February is “Teen Dating Violence Awareness and Prevention Month,” and focuses on helping to educate one and all on this disturbing trend. Just as former President Barack Obama urged the nation in his Teen Dating Violence Awareness & Prevention Month Proclamation, all adults need to take a “stand against dating violence when we see it.”
The impact of dating violence among young adults is severe. According to the website, youth.org, “Nationwide, youth age 12 to 19 experience the highest rates of rape and sexual assault.” Countless studies have been undertaken, showing that “approximately 10% of adolescents report being the victim of physical violence at the hands of an intimate partner during the previous year.” While girls are particularly vulnerable to experiencing violence, this does not exclude boys from also falling victim.
The consequences of teen dating violence are equally disturbing, and include suicide attempts, eating disorders, and drug use. Sadly, adolescents in abusive relationships often carry patterns of violence into their future relationships. Not surprising, children who are victimized or witness violence frequently will bring their experiences into their own teen relationships.
How can adults help teens navigate through their tumultuous teen years and avoid entering violent relationships? Join the month-long initiative this February by first learning the warning signs that a teen may be involved in an abusive relationship. This is truly the only way to stop the problem before it starts.

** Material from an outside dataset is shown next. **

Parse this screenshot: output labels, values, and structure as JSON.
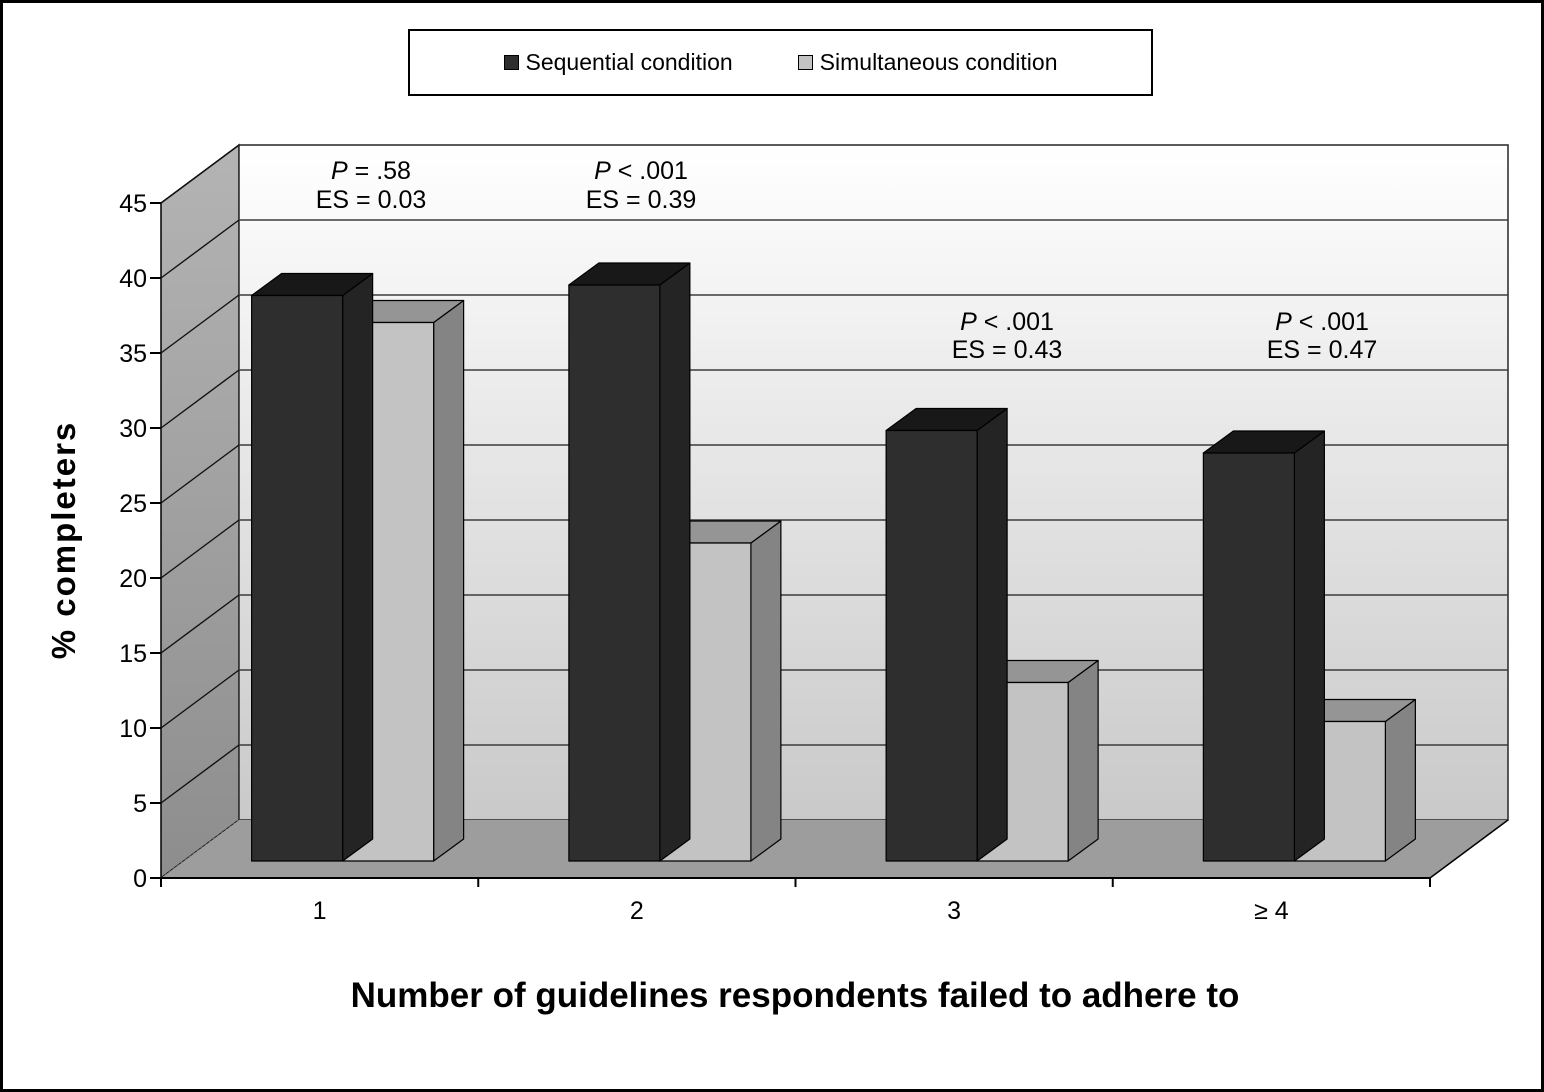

Warning Sign #1: Constantly checking cell phone for significant other messages. While teens will be on their phones a lot to communicate with others, if it seems that your teen is constantly anxious about messages from their boyfriend/girlfriend, you may want to take a closer look. One of the first ways abuses can start is through social media. Especially, when their significant other is always checking in with them. As a parent, make sure you’re monitoring, so if there is a problem, you can get ahead of it.
Warning Sign #2: Isolation from family and friends. This is another tell-tale sign that something is amiss. This can start subtly, such as a dating partner telling the other what activities are okay to join, but then it can lead to more serious situations. Such as telling a dating partner to quit activities because the only thing that should matter is their relationship.
Warning Sign #3: Constant mood swings. If you notice that your teen is constantly up and down, you may want to check in and see how their relationship is going. Often those in unhealthy relationships are feeling insecure. This said, they may lash out at their loved ones. Just as the old saying goes, “we often hurt those we love the most.”
Warning Sign #4: Significant other has an explosive temper. If you notice that your loved one has any types of bruises or marks from their “partner,” obviously this is enough to report. When a teen is in an abusive relationship, they may justify their significant other’s temper. They may even go so far as to suggest it was their fault and that they deserved it. This is not okay and is another type of abuse.
Warning Sign #5: Feeling pressured to do sexual acts. Abuse comes in various forms, from emotional to social to physical to sexual. If a teen you know is having to act out in sexual ways they do not want to, this is abuse. Simply said. And just like any other type of abuse, this should absolutely be handled.